Current Methods for Detecting Cell Membrane Transient Interactions

Abstract

Short-lived cell membrane complexes play a key role in regulating cell signaling and communication. Many of these complexes are formed based on low-affinity and transient interactions among various lipids and proteins. New techniques have emerged to study these previously overlooked membrane transient interactions. Exciting functions of these transient interactions have been discovered in cellular events such as immune signaling, host-pathogen interactions, and diseases such as cancer. In this review, we have summarized current experimental methods that allow us to detect and analyze short-lived cell membrane protein-protein, lipid-protein, and lipid-lipid interactions.

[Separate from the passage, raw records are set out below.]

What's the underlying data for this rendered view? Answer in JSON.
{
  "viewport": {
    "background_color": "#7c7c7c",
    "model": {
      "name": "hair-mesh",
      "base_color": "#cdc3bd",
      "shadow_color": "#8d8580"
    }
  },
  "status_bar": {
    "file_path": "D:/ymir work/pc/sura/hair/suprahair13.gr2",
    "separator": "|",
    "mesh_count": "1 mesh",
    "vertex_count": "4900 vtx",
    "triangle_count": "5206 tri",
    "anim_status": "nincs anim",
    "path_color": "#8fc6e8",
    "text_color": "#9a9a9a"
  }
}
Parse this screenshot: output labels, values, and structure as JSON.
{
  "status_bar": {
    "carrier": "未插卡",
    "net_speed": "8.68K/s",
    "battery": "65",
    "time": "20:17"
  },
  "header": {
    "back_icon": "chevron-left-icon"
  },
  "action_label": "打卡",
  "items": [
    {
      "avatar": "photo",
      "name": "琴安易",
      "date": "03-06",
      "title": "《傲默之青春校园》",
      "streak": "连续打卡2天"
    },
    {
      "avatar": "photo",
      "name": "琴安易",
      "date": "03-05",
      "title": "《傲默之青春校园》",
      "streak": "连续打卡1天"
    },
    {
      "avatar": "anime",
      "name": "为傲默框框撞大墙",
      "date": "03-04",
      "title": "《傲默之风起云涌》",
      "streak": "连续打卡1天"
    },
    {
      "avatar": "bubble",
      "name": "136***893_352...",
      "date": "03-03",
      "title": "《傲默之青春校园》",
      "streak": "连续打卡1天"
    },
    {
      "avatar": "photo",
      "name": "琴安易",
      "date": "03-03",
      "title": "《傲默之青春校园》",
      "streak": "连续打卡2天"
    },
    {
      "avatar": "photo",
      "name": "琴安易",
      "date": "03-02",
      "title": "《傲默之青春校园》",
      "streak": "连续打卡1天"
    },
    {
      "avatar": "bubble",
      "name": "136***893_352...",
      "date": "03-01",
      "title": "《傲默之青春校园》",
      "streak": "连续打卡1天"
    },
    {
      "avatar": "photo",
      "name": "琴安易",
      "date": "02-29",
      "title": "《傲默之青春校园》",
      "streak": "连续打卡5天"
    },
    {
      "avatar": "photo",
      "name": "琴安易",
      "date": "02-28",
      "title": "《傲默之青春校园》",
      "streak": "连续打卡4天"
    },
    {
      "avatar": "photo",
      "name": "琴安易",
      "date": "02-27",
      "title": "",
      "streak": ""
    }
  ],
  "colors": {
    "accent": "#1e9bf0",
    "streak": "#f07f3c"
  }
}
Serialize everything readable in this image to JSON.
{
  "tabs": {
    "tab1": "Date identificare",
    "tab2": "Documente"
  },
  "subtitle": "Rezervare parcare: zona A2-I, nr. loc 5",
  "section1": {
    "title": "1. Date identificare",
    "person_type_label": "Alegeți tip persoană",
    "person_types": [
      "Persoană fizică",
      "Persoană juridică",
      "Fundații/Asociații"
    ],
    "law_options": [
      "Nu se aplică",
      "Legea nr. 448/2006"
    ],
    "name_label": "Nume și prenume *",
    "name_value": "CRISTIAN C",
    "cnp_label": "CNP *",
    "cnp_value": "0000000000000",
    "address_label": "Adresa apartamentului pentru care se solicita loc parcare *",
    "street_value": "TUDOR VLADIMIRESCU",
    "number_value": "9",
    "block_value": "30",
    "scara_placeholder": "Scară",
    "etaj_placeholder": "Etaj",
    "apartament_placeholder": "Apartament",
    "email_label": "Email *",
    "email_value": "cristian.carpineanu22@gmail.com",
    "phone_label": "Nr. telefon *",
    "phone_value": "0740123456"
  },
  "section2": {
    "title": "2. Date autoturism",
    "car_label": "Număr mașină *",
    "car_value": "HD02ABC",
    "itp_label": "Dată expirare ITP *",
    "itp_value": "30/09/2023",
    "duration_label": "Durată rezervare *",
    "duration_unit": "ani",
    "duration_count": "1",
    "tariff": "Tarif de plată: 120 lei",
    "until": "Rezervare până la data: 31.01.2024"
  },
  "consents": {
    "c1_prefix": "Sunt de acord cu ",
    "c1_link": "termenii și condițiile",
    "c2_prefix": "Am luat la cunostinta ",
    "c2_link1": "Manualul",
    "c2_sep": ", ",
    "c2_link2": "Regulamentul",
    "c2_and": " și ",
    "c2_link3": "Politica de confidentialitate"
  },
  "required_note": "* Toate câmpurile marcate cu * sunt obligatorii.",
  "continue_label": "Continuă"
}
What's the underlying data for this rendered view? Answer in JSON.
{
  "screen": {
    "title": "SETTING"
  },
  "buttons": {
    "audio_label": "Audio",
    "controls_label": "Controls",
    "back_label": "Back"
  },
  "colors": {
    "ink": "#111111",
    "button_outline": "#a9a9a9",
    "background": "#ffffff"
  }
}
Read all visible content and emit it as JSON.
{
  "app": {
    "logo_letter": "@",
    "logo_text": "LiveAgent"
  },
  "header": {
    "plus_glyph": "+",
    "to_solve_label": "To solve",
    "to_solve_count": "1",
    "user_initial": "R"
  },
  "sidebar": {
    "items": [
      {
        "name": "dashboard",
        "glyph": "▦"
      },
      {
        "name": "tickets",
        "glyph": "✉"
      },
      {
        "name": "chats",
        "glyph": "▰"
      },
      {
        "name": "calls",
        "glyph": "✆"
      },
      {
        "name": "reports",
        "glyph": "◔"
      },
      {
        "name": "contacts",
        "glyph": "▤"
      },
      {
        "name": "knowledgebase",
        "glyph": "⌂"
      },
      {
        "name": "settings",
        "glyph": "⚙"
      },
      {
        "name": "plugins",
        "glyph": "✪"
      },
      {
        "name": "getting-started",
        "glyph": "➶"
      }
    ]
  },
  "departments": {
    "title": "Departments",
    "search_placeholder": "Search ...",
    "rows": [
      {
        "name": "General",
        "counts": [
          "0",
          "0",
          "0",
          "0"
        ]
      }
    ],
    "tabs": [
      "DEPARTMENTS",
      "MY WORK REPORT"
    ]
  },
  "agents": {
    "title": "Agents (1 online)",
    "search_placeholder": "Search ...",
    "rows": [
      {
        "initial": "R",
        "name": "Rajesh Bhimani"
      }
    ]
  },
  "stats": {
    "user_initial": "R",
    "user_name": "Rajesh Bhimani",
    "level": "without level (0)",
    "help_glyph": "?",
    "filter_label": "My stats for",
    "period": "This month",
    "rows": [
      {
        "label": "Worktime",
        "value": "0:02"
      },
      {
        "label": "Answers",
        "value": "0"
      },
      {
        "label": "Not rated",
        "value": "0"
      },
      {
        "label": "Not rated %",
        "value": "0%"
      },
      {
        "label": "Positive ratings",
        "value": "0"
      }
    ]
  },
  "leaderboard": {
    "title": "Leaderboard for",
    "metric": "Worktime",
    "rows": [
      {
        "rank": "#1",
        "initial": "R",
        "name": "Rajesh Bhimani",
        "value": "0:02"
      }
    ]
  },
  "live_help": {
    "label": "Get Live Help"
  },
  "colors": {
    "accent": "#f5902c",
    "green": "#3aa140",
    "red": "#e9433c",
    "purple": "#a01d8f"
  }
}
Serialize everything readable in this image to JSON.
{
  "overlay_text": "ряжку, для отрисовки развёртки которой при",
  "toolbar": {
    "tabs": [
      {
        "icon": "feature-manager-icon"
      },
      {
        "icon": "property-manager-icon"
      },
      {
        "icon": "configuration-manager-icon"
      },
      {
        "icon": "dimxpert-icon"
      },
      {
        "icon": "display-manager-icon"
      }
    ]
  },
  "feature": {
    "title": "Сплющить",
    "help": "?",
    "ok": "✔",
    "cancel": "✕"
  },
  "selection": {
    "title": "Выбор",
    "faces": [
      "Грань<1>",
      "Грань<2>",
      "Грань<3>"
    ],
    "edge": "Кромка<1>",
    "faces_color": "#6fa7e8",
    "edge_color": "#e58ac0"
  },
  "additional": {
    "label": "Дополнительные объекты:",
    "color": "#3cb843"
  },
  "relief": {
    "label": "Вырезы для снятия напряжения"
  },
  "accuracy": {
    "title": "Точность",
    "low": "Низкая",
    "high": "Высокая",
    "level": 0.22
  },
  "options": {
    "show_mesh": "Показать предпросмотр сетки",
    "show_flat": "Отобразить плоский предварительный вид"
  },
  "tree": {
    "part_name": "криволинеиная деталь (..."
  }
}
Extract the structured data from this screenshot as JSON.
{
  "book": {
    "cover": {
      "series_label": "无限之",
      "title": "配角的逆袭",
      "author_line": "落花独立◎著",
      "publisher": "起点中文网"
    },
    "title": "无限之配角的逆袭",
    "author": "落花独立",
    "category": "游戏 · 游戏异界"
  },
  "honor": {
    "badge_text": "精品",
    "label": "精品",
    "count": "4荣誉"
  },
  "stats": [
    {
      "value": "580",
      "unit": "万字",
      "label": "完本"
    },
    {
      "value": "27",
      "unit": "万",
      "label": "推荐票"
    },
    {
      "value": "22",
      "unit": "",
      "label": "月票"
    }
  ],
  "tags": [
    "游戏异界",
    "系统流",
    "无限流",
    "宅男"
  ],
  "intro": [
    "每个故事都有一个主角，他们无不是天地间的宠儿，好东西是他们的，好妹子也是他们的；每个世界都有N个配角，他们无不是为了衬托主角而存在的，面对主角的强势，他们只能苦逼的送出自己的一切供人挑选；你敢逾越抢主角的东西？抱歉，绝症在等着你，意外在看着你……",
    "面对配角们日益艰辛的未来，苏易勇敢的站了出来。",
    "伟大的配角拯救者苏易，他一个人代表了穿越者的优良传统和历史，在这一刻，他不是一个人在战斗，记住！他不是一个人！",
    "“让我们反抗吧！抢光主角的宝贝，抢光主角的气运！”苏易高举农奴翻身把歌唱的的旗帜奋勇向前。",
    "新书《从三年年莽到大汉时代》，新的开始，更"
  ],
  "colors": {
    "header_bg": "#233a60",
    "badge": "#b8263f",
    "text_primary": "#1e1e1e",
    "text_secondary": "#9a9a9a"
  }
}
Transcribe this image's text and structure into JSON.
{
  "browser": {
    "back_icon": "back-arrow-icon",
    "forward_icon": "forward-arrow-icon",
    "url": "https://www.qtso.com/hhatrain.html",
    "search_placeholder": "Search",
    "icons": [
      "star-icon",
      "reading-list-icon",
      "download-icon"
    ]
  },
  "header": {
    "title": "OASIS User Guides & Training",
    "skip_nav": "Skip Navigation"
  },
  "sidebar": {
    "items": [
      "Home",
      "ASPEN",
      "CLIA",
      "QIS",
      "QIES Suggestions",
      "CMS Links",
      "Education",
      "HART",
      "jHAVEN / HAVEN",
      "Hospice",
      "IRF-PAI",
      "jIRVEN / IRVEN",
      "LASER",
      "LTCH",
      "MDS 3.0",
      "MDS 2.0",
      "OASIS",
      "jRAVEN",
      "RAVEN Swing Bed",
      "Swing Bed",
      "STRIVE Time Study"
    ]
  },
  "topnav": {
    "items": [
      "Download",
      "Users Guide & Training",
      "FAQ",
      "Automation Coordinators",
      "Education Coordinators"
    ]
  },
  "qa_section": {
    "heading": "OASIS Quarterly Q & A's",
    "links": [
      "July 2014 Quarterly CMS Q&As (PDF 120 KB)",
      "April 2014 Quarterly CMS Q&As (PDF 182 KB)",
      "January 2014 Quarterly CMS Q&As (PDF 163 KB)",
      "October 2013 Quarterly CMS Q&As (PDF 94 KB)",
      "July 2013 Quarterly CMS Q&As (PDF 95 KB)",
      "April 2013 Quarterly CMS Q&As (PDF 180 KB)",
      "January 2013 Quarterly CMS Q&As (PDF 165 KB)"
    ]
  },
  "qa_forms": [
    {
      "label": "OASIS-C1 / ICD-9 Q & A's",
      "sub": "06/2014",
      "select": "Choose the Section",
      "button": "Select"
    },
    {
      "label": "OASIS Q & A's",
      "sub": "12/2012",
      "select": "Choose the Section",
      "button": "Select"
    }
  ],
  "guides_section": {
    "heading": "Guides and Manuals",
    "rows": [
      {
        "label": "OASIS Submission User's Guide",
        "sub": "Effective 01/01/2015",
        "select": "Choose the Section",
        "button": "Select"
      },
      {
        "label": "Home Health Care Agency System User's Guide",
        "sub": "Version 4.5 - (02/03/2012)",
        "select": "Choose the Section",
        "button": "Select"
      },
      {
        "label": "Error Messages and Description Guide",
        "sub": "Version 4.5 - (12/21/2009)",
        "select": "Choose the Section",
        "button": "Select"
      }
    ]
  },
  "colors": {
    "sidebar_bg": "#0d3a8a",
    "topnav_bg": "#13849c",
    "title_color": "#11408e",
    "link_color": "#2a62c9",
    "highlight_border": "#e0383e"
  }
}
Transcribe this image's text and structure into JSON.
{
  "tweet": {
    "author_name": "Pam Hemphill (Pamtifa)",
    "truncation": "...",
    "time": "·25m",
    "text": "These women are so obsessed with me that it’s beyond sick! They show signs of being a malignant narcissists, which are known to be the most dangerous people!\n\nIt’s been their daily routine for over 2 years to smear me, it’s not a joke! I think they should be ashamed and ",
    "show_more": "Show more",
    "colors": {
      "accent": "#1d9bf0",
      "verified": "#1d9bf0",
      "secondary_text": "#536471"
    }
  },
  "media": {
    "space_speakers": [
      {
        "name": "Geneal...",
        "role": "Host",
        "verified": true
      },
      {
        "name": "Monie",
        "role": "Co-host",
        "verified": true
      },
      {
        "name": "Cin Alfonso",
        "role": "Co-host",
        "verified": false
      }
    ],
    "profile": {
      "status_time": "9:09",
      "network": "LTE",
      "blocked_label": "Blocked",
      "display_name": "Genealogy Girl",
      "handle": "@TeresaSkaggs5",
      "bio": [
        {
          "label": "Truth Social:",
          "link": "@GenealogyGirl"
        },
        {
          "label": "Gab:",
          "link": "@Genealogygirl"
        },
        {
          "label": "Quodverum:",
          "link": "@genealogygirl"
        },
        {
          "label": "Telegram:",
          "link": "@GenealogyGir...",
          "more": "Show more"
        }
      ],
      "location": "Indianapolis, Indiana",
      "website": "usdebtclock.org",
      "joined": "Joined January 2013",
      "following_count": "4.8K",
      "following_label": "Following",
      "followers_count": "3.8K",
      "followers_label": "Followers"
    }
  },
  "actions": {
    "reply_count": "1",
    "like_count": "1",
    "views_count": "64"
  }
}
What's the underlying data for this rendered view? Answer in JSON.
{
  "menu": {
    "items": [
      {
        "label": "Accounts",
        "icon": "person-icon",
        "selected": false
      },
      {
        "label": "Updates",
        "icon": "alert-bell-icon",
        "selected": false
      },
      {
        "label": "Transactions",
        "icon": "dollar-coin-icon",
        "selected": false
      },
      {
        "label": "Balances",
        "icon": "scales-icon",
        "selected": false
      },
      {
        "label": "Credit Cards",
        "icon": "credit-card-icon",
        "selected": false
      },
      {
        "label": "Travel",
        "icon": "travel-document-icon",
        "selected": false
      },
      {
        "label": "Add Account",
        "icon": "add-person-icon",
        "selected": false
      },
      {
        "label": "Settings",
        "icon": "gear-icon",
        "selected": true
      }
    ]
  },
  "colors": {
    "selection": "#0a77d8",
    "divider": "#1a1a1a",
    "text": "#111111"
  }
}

These methods can provide useful information about the strengths, kinetics, and/or spatial patterns of membrane transient interactions. However, each method also has its own limitations. We hope this review can be used as a guideline to help the audience to choose proper approaches for studying membrane transient interactions in different membrane trafficking and cell signaling events.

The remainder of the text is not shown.